Music Industry Unhappy With Amazon's Cloud Drive

Earlier this week, we covered Amazon's announcement of its new 5GB Cloud Drive service. Amazon is pushing the free service as a "upload once, access anywhere" option that allows users to play the music they want, wherever they are. When questions of licensing were raised, Amazon spokesperson Cat Griffin told Ars Technica: "Cloud Player is an application that lets customers manage and play their own music. It's like any number of existing media management applications. We do not need a license to make Cloud Player available."
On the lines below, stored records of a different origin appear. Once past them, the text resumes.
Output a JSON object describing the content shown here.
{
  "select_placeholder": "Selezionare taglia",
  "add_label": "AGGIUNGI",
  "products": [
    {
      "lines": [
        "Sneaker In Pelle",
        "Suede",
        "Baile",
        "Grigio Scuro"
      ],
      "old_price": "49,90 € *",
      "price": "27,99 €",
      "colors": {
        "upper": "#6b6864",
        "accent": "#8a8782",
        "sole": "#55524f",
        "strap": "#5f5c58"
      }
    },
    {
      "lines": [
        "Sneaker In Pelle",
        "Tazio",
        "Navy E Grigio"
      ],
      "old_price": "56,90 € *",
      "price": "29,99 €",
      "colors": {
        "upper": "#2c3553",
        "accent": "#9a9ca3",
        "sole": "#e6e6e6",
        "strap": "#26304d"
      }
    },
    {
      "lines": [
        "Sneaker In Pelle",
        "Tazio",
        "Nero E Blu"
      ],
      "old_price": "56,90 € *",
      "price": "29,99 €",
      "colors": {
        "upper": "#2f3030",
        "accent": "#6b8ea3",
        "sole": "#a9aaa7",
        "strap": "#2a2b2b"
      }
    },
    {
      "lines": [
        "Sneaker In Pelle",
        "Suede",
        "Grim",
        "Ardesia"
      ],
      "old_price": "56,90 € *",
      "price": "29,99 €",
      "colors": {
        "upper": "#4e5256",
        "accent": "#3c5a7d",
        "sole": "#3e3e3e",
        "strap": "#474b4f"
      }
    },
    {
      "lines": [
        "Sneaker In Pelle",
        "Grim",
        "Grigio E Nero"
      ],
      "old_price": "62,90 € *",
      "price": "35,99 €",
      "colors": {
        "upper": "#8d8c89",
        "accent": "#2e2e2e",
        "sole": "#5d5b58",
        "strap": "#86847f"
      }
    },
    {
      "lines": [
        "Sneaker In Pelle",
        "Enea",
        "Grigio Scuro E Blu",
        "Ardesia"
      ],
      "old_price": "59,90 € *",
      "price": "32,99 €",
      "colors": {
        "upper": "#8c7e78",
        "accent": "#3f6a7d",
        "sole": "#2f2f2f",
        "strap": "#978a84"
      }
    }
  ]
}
The music industry isn't particularly happy with that answer, and neither are some of Amazon's competitors. Companies like Sony and Apple have been unable to reach mutually satisfactory arrangements with the music studios over questions of licensing and compensation. Amazon didn't offer the record labels anything special—it just ignored them and launched a service anyway.

Sony Music, is "upset" by Amazon's actions, noting: "We hope that they'll reach a new license deal, but we're keeping all of our legal options open." Another executive in the music business have described Amazon's move as 'somewhat stunning' and noted "I've never seen a company of their size make an announcement, launch a service and simultaneously say they're trying to get licenses," said the executive, who requested anonymity from Reuters because the discussions were not public.



The industry is already waving the legal red flag on Amazon's claim that it doesn't need additional licenses. Part of the problem may well be cultural. The entire music industry relies on a business model that treats music as a series of physically manufactured widgets that can be licensed, bought, and sold. Until the late 1990s, musical widgets were tied directly to physical media. Even with digital distribution, there's still a sense of physicality—as the Limewire case demonstrates, the record studios were hoping to assess damages based on every distinct infringement that Limewire facilitated.

Distribution via cloud computing is even more abstract. Post-purchase, songs and albums are disseminated into a model we'll describe as 'Buy Once, Play Everywhere.' It's built on the music industry's neuroses regarding music subscription services but leaves out comforting words like "rent, "license," " and "provided you continue to subscribe."

Amazon's
decision to launch without license approval may actually be aimed at bringing the studios to the bargaining table more quickly. Attempting to claim that Amazon is acting illegally may be little more than saber-rattling. There's precious little difference between off-site storage and cloud storage. Users might attempt to use Cloud Drive to distribute infringing material, but centralized bandwidth monitoring could track such issues.